Molte aziende utilizzano spesso le immagini di notissime opere d’arte del passato per commercializzare e reclamizzare i propri prodotti, in base alla convinzione che, una volta definitivamente decorso il massimo termine di tutela del copyright previsto dalla L. 633/ 1941 sul Diritto d’Autore (70 anni dalla morte dell’autore), ogni opera cada in pubblico dominio e sia quindi liberamente utilizzabile, con la sola eccezione degli usi suscettibili di ledere l’onore ed il decoro dell’autore (sempre perseguibili anche su iniziativa dei discendenti o del competente. Ministero).
In realtà, invece, il Codice dei Beni Culturali (D.lgs. 42/2004) – secondo cui “Sono beni culturali le cose immobili e mobili appartenenti allo Stato, alle regioni, agli altri enti pubblici territoriali, nonché ad ogni altro ente ed istituto pubblico e a persone giuridiche private senza fine di lucro che presentano un interesse artistico, storico, archeologico, etnoantropologico,” (art. 10) – riserva all’autorità che ha in consegna il bene culturale (per esempio, il museo, la pinacoteca, ecc.), il potere di autorizzare la riproduzione dell’immagine dell’opera, previo pagamento del canone fissato dall’autorità medesima, mentre è libera la riproduzione delle opere protette solo se effettuata senza scopo di lucro (art. 108 del Codice).
D’altra parte, la stessa Legge sul Diritto d’Autore (633/1941), nel recepire la direttiva comunitaria 2019/790 (c.d. Direttiva Copyright), ha espressamente stabilito – introducendo l’art. 32-quater – che, anche quando scaduto il termine del diritto di utilizzazione esclusiva previsto dalla stessa legge a favore dell’autore e dei suoi aventi causa, “Restano ferme le disposizioni in materia di riproduzione dei beni culturali di cui al decreto legislativo 22 gennaio 2004, n. 42”.
Quindi, chi volesse utilizzare l’immagine o la riproduzione di un’opera d’arte del passato per promuovere i propri prodotti o all’interno di essi, deve ottenere il consenso dell’ente che li ha in custodia, versando il contributo da questi previsto.

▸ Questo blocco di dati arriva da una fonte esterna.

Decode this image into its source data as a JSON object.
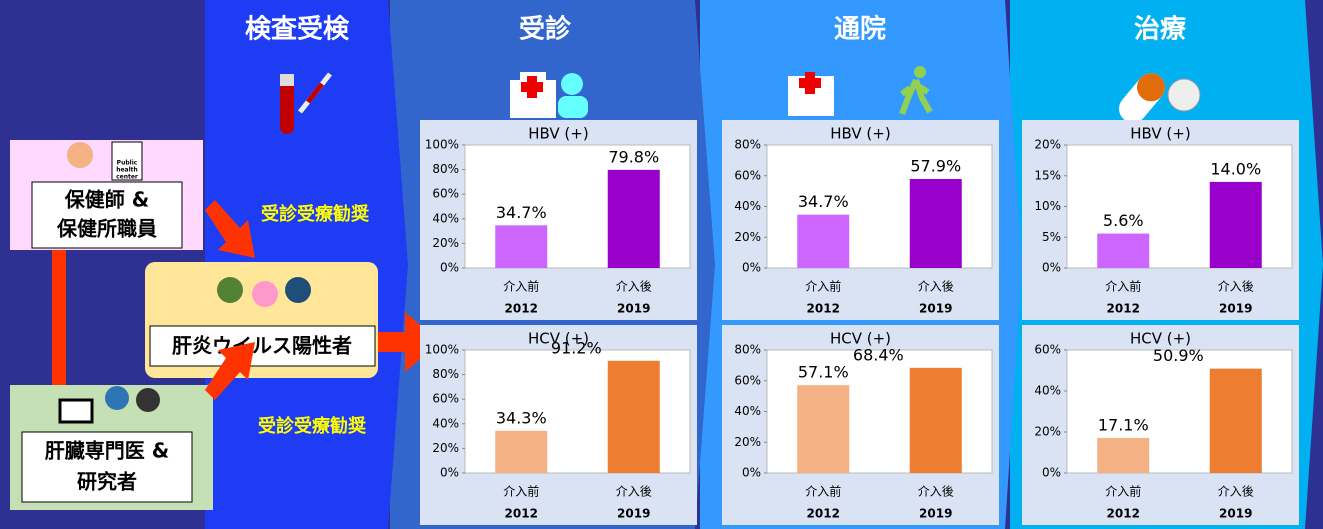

La norma ha ricevuto significative conferme giurisprudenziali. Ad esempio, la famosa società di produzione di giochi da tavolo Ravensburger aveva utilizzato l’immagine dell’”Uomo Vitruviano” di Leonardo da Vinci, custodito nelle Gallerie dell’Accademia di Venezia, per la realizzazione e commercializzazione di un gioco (puzzle) recante l’immagine di tale opera, senza, tuttavia, chiedere alcuna concessione preventiva al museo veneziano.
A fronte di ciò, il Tribunale di Venezia, con ordinanza del 24 ottobre 2022, ha inibito a Ravensburger l’uso dell’immagine dell’opera in questione senza la prescritta autorizzazione da parte del museo delle Gallerie dell’Accademia di Venezia.

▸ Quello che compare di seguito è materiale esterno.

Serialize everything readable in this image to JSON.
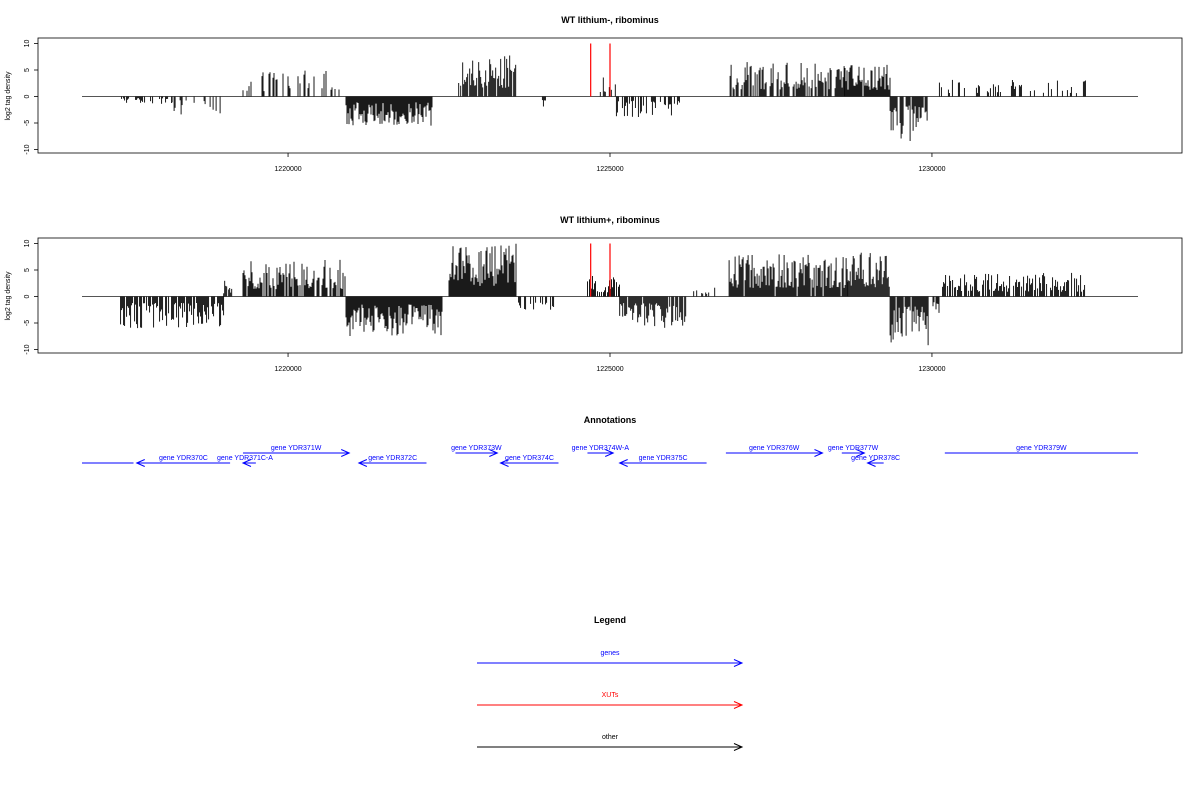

Analogamente, lo scorso autunno la Galleria degli Uffizi di Firenze ha agito in giudizio nei confronti della nota maison Jean-Paul Gaultier per la riproduzione, senza autorizzazione, dell’immagine della “Venere” di Botticelli sui propri capi di abbigliamento della capsule collection “Le Musée”.
Un po’ più datata – ma sempre nel medesimo senso – è un’ordinanza resa nel 2017 dal Tribunale di Firenze che ha riconosciuto l’illecito dell’organizzazione Visit Today, che aveva riprodotto sui propri depliants e sito internet l’immagine del “David” di Michelangelo senza aver chiesto il consenso al Ministero dei Beni Culturali, che ha in consegna l’opera.